Strength and balance exercises, which can be designed for you, can be effective at reducing the risk of ankle sprains and pain associated with the injury. Strength training utilizing the muscles that turn your foot in (these muscles are called the invertor muscles) and turn your foot out (these muscles are called the evertor muscles) may lower the incidence of ankle sprains.
Balance intervention training involves an assortment of strength training exercises. A physical therapist will teach you how to safely conduct these exercises so you eventually can perform them at home or your training facility. Try one of these sets:
1. A single leg stance on the floor, with eyes opened or closed
2. Single leg stance while the opposite leg swings.
3. Single leg squats on the floor at a 30 to 45 degree angle.
4. Single leg stance while performing a sports activity such as catching or dribbling.

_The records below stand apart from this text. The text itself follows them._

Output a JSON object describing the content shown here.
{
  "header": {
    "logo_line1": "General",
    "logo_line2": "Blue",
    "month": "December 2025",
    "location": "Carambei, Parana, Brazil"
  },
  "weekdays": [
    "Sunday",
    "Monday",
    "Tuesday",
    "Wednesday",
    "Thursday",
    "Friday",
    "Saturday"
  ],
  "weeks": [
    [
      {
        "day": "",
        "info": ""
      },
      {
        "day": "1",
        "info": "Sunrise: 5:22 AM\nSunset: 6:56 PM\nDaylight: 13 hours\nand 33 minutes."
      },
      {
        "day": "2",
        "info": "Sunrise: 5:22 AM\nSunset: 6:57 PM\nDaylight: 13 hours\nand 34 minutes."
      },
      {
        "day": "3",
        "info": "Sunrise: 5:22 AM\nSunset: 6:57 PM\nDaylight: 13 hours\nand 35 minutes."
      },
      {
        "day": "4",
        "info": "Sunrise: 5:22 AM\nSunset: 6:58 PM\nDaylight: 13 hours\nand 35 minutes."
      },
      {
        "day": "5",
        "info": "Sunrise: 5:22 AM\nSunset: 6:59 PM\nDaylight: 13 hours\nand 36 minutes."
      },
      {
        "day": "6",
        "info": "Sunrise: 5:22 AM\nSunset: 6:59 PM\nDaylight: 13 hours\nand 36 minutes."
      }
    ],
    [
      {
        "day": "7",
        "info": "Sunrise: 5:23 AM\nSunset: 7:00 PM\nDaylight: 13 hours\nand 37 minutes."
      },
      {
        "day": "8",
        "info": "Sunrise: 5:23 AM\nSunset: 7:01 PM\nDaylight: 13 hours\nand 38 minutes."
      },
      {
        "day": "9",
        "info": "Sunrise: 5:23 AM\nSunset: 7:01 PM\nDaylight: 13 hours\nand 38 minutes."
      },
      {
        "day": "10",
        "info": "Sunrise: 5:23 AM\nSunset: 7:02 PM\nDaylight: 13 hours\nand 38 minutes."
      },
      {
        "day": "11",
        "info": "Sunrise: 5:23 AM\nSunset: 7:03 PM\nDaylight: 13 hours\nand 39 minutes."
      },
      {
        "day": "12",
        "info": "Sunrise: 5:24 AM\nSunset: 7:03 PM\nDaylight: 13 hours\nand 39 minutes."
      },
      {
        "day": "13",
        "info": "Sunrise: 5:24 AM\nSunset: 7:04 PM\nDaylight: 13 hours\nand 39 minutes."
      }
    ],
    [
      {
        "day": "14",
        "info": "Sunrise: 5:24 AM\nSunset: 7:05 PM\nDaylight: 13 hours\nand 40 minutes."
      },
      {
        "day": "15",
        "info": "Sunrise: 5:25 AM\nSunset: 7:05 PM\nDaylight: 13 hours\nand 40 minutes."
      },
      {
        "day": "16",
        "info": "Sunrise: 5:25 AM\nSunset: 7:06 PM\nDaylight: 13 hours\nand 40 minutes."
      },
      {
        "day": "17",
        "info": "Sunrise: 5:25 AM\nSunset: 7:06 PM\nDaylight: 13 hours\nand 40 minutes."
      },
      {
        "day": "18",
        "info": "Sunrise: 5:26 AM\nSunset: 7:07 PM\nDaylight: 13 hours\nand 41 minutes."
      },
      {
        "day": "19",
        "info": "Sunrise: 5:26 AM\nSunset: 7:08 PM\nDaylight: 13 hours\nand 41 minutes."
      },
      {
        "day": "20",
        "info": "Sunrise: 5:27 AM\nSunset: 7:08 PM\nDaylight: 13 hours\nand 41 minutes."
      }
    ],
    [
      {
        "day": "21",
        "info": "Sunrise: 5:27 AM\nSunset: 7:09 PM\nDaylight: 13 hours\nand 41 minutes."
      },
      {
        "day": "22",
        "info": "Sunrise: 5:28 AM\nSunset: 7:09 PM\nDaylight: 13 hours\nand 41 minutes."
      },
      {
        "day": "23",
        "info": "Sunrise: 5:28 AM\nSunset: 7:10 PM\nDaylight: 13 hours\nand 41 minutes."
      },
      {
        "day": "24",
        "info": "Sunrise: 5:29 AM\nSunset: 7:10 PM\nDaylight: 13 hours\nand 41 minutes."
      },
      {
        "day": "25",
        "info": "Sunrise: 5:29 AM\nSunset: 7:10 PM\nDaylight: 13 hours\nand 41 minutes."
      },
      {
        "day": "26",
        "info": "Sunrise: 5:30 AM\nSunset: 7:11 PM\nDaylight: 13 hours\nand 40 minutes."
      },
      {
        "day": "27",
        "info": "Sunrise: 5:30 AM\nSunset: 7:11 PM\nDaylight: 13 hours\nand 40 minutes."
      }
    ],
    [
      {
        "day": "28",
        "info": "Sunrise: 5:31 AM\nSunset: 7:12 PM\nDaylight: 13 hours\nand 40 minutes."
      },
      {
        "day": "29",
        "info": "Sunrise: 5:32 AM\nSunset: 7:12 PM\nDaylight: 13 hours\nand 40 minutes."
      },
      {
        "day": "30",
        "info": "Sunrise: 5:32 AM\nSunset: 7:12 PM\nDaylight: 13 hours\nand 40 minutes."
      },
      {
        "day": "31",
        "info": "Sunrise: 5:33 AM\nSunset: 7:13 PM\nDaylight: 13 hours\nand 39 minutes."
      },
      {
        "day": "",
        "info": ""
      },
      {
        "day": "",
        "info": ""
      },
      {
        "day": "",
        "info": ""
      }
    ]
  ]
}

5. Try a double leg stance on a balance board and rotate in a clockwise and then counterclockwise direction.
6. Conclude with another single leg stance.
It is still important to warm up the muscles before attempting these exercises. Try a light jog or jogging in place, backward running, or running forward with knee lifts for 30 seconds. Power and strength exercises such as squats may also provide the additional ankle support.
Again, these are all exercises that should be practiced and learned with your physical therapist to ensure safety and proper technique.